L’humain préfère souvent voir la paille dans l’œil d’un autre plutôt que la poutre dans son propre œil, comme le ferait un manager disant « allez-y, dites tout ce que vous faites mal » sans partager lui-même. C’est une injonction contradictoire ! On ne pourra avoir qu’une participation de façade si le manager ne montre pas l’exemple. Les membres de l’équipe participeront dans le sens de ce qu’ils présument qu’on attend d’eux ; ils diront du bien d’eux-mêmes et de l’entreprise en fonction des exigences sociales du milieu dans lequel ils évoluent. J’observe des différences culturelles notables entre les entreprises où la sécurité de l’emploi existe et les autres. Les personnes ayant peur de perdre leur emploi jouent d’abord un jeu social parce qu’elles cherchent à sécuriser leur place ; elles se conforment aux attentes de leur organisation et leurs prises de parole vont en ce sens. Dans une SCOP, les personnes sont davantage elles-mêmes, de sorte qu’il y a plus d’efficacité, on perd moins de temps et d’énergie à faire semblant. Même si la participation est moindre quantitativement, elle est de meilleure qualité. Les grandes entreprises, en voulant la maximiser à tout prix et en cherchant à la contrôler, ne génèrent qu’une participation artificielle. Mais elles peuvent se donner bonne conscience et communiquer sur ce point.
Comment éviter cette fausse participation ?
Une solution est que l’animateur de la réunion ne soit pas le manager et qu’à chaque réunion, il distribue quelques rôles. Le plus important est sans doute de nommer un « avocat du diable », officiellement chargé de systématiquement exprimer un point de vue contradictoire à celui qui est majoritaire (« voilà en quoi cette solution ne va pas marcher »). Ensuite, l’animateur peut nommer un « gardien du temps », chargé de s’assurer que les plus à l’aise ne monopolisent pas la parole ; à lui de garantir l’équité des temps de parole, en fonction du nombre de points à l’ordre du jour restants. Il alerte les participants « X a déjà parlé 40 minutes ». L’animateur a donc un rôle directif : il peut couper la parole pour la redistribuer, demander à l’un de reformuler en une phrase son point de vue exprimé depuis 10 minutes, pointer des contradictions. Ce n’est pas un simple animateur ne visant qu’à ce que les gens se sentent à l’aise ; il peut être amené à dire « tu redis ce que X vient de dire, as-tu quelque chose à apporter de différent ? ». Bien entendu, il y a l’art et la manière de dire les choses, il faut le faire aussi finement que possible.

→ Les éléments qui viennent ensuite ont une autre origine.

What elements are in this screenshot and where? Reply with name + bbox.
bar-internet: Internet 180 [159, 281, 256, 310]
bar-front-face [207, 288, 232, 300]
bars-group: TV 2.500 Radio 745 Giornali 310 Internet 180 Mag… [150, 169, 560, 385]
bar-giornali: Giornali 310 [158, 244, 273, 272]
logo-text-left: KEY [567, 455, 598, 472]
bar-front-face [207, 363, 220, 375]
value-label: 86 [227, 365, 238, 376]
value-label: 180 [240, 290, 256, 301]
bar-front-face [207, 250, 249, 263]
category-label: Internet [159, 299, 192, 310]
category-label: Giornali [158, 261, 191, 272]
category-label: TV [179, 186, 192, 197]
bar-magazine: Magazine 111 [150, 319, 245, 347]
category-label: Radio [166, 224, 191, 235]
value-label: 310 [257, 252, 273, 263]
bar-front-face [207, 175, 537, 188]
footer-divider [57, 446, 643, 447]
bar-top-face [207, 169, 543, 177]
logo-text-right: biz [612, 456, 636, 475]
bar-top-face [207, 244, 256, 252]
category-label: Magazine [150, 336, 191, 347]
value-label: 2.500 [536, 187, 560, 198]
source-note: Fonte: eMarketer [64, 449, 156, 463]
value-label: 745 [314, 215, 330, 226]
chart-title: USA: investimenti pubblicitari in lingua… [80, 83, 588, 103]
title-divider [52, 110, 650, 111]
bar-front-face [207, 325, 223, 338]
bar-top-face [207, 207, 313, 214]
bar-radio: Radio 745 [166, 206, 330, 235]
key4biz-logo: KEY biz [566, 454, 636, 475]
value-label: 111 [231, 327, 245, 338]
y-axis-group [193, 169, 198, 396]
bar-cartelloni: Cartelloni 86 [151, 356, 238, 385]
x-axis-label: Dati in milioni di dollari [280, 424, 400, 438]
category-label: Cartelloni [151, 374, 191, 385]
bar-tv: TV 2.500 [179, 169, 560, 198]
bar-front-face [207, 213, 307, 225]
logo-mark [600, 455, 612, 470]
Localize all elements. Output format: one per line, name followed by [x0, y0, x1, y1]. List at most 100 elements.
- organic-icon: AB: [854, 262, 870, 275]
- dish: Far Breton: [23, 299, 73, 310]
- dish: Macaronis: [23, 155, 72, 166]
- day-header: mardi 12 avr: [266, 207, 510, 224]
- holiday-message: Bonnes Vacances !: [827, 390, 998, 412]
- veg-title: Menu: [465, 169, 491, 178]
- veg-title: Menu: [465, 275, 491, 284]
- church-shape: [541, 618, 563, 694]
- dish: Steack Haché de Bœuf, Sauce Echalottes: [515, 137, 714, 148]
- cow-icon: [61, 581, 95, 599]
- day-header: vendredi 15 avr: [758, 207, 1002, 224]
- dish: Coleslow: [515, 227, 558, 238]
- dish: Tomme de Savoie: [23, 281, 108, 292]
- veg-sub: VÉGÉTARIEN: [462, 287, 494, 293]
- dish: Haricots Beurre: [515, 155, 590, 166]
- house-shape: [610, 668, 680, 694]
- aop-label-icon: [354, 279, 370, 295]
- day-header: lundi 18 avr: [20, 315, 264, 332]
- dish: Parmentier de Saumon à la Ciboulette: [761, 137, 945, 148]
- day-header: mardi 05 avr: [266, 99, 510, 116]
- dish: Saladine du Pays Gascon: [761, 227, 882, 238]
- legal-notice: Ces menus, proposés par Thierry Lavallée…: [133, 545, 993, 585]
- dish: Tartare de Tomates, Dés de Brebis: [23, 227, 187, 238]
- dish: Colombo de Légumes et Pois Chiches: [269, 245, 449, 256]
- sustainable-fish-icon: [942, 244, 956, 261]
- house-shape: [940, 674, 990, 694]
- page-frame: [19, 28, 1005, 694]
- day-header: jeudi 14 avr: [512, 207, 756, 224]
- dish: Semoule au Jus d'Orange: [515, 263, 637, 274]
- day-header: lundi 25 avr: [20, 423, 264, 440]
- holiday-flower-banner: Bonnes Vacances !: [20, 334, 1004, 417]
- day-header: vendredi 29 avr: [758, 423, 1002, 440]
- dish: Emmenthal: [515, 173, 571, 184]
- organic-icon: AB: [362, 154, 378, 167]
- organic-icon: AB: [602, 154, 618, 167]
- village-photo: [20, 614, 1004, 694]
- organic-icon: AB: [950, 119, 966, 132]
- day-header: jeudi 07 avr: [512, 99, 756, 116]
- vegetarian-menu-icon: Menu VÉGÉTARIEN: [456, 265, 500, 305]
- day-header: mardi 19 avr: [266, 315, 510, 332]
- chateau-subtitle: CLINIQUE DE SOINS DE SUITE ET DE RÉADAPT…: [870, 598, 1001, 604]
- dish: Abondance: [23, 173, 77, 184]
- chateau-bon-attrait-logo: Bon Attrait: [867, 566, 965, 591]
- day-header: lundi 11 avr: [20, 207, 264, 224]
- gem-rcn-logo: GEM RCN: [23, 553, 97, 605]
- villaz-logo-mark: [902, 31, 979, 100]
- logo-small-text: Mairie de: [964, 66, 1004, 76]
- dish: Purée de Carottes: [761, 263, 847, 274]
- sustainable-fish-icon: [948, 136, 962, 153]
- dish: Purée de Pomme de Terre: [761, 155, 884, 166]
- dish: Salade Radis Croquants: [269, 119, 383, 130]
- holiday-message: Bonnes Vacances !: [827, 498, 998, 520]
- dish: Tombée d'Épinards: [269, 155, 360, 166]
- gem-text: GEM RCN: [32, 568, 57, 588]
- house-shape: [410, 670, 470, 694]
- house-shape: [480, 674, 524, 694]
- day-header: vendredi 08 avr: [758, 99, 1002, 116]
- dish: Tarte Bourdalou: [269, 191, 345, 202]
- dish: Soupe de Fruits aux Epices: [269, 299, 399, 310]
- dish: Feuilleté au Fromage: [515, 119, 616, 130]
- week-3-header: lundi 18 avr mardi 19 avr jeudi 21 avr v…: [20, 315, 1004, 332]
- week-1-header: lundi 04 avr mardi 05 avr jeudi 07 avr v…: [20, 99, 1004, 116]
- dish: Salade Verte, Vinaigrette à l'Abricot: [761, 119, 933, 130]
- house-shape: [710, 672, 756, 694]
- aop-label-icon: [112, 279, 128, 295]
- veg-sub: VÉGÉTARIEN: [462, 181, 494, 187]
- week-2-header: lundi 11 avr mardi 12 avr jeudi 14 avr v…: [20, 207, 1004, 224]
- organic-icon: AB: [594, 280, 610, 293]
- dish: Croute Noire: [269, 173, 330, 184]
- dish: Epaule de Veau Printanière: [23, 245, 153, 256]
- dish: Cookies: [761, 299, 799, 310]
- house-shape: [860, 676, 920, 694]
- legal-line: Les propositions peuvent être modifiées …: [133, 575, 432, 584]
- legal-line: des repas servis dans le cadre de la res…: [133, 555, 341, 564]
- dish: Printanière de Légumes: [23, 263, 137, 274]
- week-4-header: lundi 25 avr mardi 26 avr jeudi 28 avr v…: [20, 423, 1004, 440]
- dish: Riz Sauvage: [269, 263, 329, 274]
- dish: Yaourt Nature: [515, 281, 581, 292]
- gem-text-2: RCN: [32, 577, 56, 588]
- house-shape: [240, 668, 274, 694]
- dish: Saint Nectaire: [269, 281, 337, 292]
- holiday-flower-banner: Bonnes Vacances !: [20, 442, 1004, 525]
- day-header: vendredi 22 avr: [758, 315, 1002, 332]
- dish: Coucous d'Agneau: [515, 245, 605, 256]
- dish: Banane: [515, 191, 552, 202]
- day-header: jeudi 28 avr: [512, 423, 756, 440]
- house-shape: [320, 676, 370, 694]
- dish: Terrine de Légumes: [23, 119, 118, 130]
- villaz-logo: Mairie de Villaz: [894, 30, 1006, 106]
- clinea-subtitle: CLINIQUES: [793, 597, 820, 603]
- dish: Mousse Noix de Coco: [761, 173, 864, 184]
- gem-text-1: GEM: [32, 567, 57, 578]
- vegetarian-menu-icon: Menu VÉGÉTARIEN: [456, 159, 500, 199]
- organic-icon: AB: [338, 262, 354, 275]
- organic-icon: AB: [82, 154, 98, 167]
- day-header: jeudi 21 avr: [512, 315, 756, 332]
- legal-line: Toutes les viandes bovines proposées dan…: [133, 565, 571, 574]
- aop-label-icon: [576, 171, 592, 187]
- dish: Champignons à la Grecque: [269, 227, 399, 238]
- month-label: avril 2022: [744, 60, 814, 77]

L’animateur doit donc canaliser le verbal et le non verbal ?
Oui, il fait prendre conscience des attitudes des uns et des autres : « Tu hausses le ton, implicitement tu cherches à intimer les autres ». On compense en effet souvent un défaut d’argumentation par un surcroît d’intensité verbale. Plus la situation semble explosive, conflictuelle, plus l’animateur doit faire preuve d’un surcroît de calme destiné à faire apparaître, par contraste, la violence verbale qui s’exprime, quand il ne juge pas utile de la juguler immédiatement. Progressivement, cette animation de la réunion peut se faire par les pairs également : l’autorégulation du groupe par le groupe est l’idéal vers lequel tendre.
Diplômé de HEC et de la Sorbonne, Thibaud Brière conjugue pratique de la philosophie et accompagnement des entreprises depuis 20 ans. Il est également associé au Programme d’Etudes sur les Organisations Post-Managériales et la Libération des Entreprises (PEOPLE).